First, suppose various dates are held as distinct variables and you want to get a row-wise maximum; that is, for each observation across variables. Use egen
. egen lastdate = rowmax(date variables)
or just the maximum function (see functions for more functions) with generate
. gen lastdate = max(date variables separated by commas)
The rowmax() function is the same as rmax() in Stata 8.
In terms of the result, the choice here is immaterial. Occasionally, when using the max() function, spelling out all variable names and separating them by commas can be a little inconvenient. You might also note for future reference that egen has other functions for manipulations across variables.
Next, suppose each record in the dataset consists of one or more observations and the record for each person (company, site, whatever) is uniquely coded by an identifier, say, id. To get a maximum across groups of observations, use another egen function:
. by id: egen lastdate = max(date variable)
Here the specification by id ensures that the calculation is carried out separately for each identifier. Note also that the max() function of egen differs from the general max() function used with generate or replace.
One detail you need to take care of yourself is attaching a date format to the new last date variable. That is, the new date variable does not inherit the format of the variables from which it is calculated. Thus for a format %tdd_m_y, type
. format lastdate %tdd_m_y
The first date of several is equally easy in Stata. The first date is, as will be clear by now, the minimum date. If anything, it is easier because, in addition to an egen way with min() or rowmin(), there are approaches from first principles, most notably for groups of observations on one variable date:
. by id (date), sort: gen firstdate = date[1]
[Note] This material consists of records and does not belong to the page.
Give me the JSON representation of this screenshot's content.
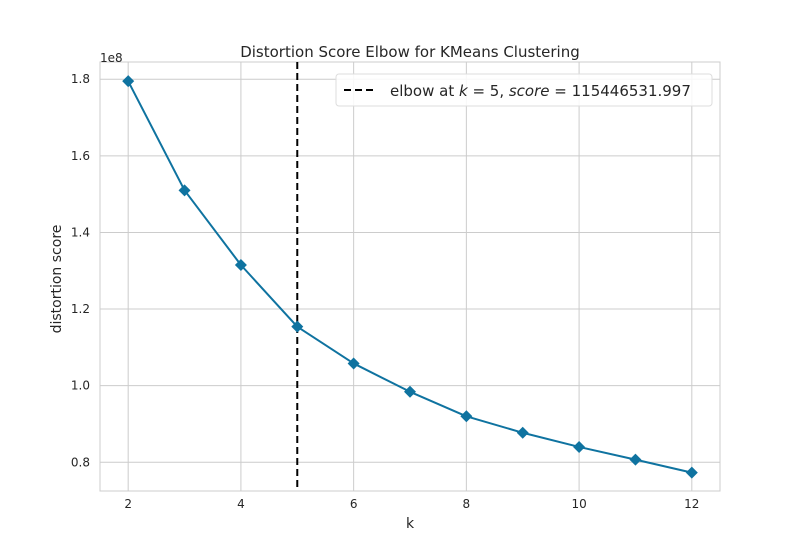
{
  "chart_data": {
    "type": "line",
    "title": "Distortion Score Elbow for KMeans Clustering",
    "xlabel": "k",
    "ylabel": "distortion score",
    "y_multiplier_label": "1e8",
    "x": [
      2,
      3,
      4,
      5,
      6,
      7,
      8,
      9,
      10,
      11,
      12
    ],
    "series": [
      {
        "values": [
          1.795,
          1.51,
          1.315,
          1.154,
          1.058,
          0.984,
          0.92,
          0.877,
          0.84,
          0.807,
          0.773
        ],
        "color": "#0f73a0",
        "marker": "diamond"
      }
    ],
    "xlim": [
      1.5,
      12.5
    ],
    "ylim": [
      0.725,
      1.845
    ],
    "xticks": [
      2,
      4,
      6,
      8,
      10,
      12
    ],
    "yticks": [
      0.8,
      1.0,
      1.2,
      1.4,
      1.6,
      1.8
    ],
    "xtick_labels": [
      "2",
      "4",
      "6",
      "8",
      "10",
      "12"
    ],
    "ytick_labels": [
      "0.8",
      "1.0",
      "1.2",
      "1.4",
      "1.6",
      "1.8"
    ],
    "grid": true,
    "elbow": {
      "x": 5,
      "color": "#000000",
      "style": "dashed"
    },
    "legend": {
      "placement": "top-right",
      "prefix": "elbow at ",
      "k_symbol": "k",
      "k_equals": " = 5, ",
      "score_symbol": "score",
      "score_equals": " = 115446531.997"
    }
  }
}
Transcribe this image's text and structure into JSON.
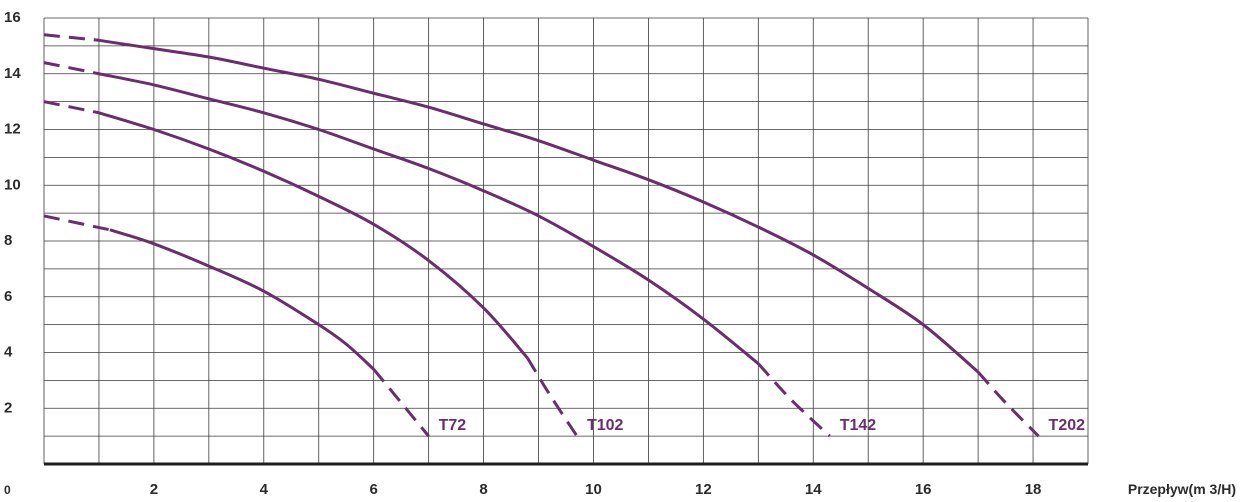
{
  "chart_data": {
    "type": "line",
    "xlabel": "Przepływ(m 3/H)",
    "ylabel": "",
    "xlim": [
      0,
      19
    ],
    "ylim": [
      0,
      16
    ],
    "x_ticks": [
      2,
      4,
      6,
      8,
      10,
      12,
      14,
      16,
      18
    ],
    "y_ticks": [
      2,
      4,
      6,
      8,
      10,
      12,
      14,
      16
    ],
    "origin_label": "0",
    "grid": true,
    "line_style": "solid with dashed ends",
    "series_color": "#6b2d6e",
    "series": [
      {
        "name": "T72",
        "x": [
          0,
          1.2,
          2,
          3,
          4,
          5,
          5.5,
          6,
          6.5,
          7
        ],
        "y": [
          8.9,
          8.4,
          7.9,
          7.1,
          6.2,
          5.0,
          4.3,
          3.4,
          2.2,
          1.0
        ]
      },
      {
        "name": "T102",
        "x": [
          0,
          1,
          2,
          3,
          4,
          5,
          6,
          7,
          8,
          8.8,
          9.2,
          9.7
        ],
        "y": [
          13.0,
          12.6,
          12.0,
          11.3,
          10.5,
          9.6,
          8.6,
          7.3,
          5.6,
          3.8,
          2.5,
          1.0
        ]
      },
      {
        "name": "T142",
        "x": [
          0,
          1,
          2,
          3,
          4,
          5,
          6,
          7,
          8,
          9,
          10,
          11,
          12,
          13,
          13.6,
          14.3
        ],
        "y": [
          14.4,
          14.0,
          13.6,
          13.1,
          12.6,
          12.0,
          11.3,
          10.6,
          9.8,
          8.9,
          7.8,
          6.6,
          5.2,
          3.6,
          2.3,
          1.0
        ]
      },
      {
        "name": "T202",
        "x": [
          0,
          1,
          2,
          3,
          4,
          5,
          6,
          7,
          8,
          9,
          10,
          11,
          12,
          13,
          14,
          15,
          16,
          17,
          17.5,
          18.1
        ],
        "y": [
          15.4,
          15.2,
          14.9,
          14.6,
          14.2,
          13.8,
          13.3,
          12.8,
          12.2,
          11.6,
          10.9,
          10.2,
          9.4,
          8.5,
          7.5,
          6.3,
          5.0,
          3.3,
          2.2,
          1.0
        ]
      }
    ]
  }
}
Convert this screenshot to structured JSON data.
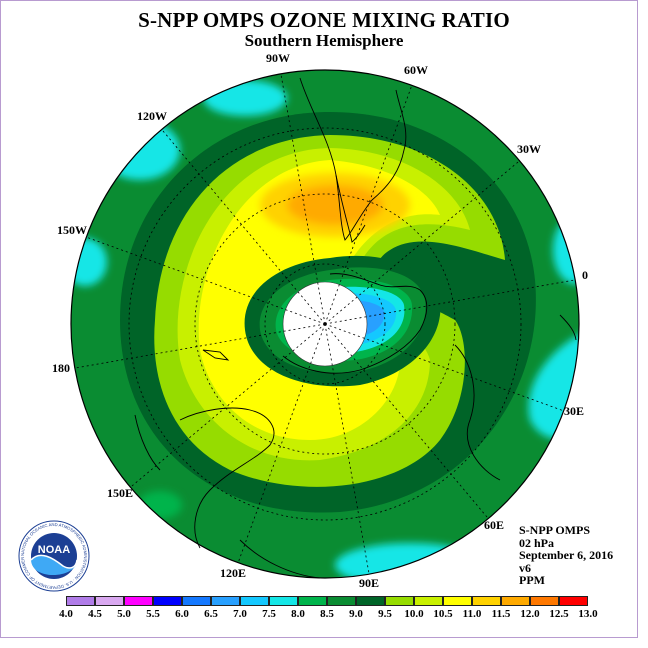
{
  "title": "S-NPP OMPS OZONE MIXING RATIO",
  "subtitle": "Southern Hemisphere",
  "longitude_labels": [
    "90W",
    "60W",
    "30W",
    "0",
    "30E",
    "60E",
    "90E",
    "120E",
    "150E",
    "180",
    "150W",
    "120W"
  ],
  "info": {
    "instrument": "S-NPP OMPS",
    "level": "02 hPa",
    "date": "September 6, 2016",
    "version": "v6",
    "units": "PPM"
  },
  "logo": {
    "text": "NOAA",
    "ring_text": "NATIONAL OCEANIC AND ATMOSPHERIC ADMINISTRATION · U.S. DEPARTMENT OF COMMERCE"
  },
  "colorbar": {
    "ticks": [
      "4.0",
      "4.5",
      "5.0",
      "5.5",
      "6.0",
      "6.5",
      "7.0",
      "7.5",
      "8.0",
      "8.5",
      "9.0",
      "9.5",
      "10.0",
      "10.5",
      "11.0",
      "11.5",
      "12.0",
      "12.5",
      "13.0"
    ],
    "colors": [
      "#b07ce8",
      "#d9a8f0",
      "#ff00ff",
      "#0000ff",
      "#1478ff",
      "#28a0ff",
      "#14c8ff",
      "#14e6e6",
      "#00b44b",
      "#0a8c32",
      "#006428",
      "#96dc00",
      "#c8f000",
      "#ffff00",
      "#ffd200",
      "#ffaa00",
      "#ff7800",
      "#ff0000",
      "#8c5a3c"
    ]
  }
}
To unpack this command line, Stata sorts on id first and then within id on date. Then, for each distinct id, the new variable firstdate is calculated as the first value, which is the minimum.
The equivalent for last date calculations,
. by id (date), sort: gen lastdate = date[_N]
will not be what you want: any missing values will end up as the last date for the ids for which they occur. (Recall that any numeric missing is treated as higher than any other numeric value, and so gets sorted to the end.) That can be fixed, but most users will find egen with max() more convenient here.
P.S. There is a tutorial on by:, _n, and _N manipulations in (Cox 2002), which explains, among other things, the special interpretation of [1] and [_N] under by:.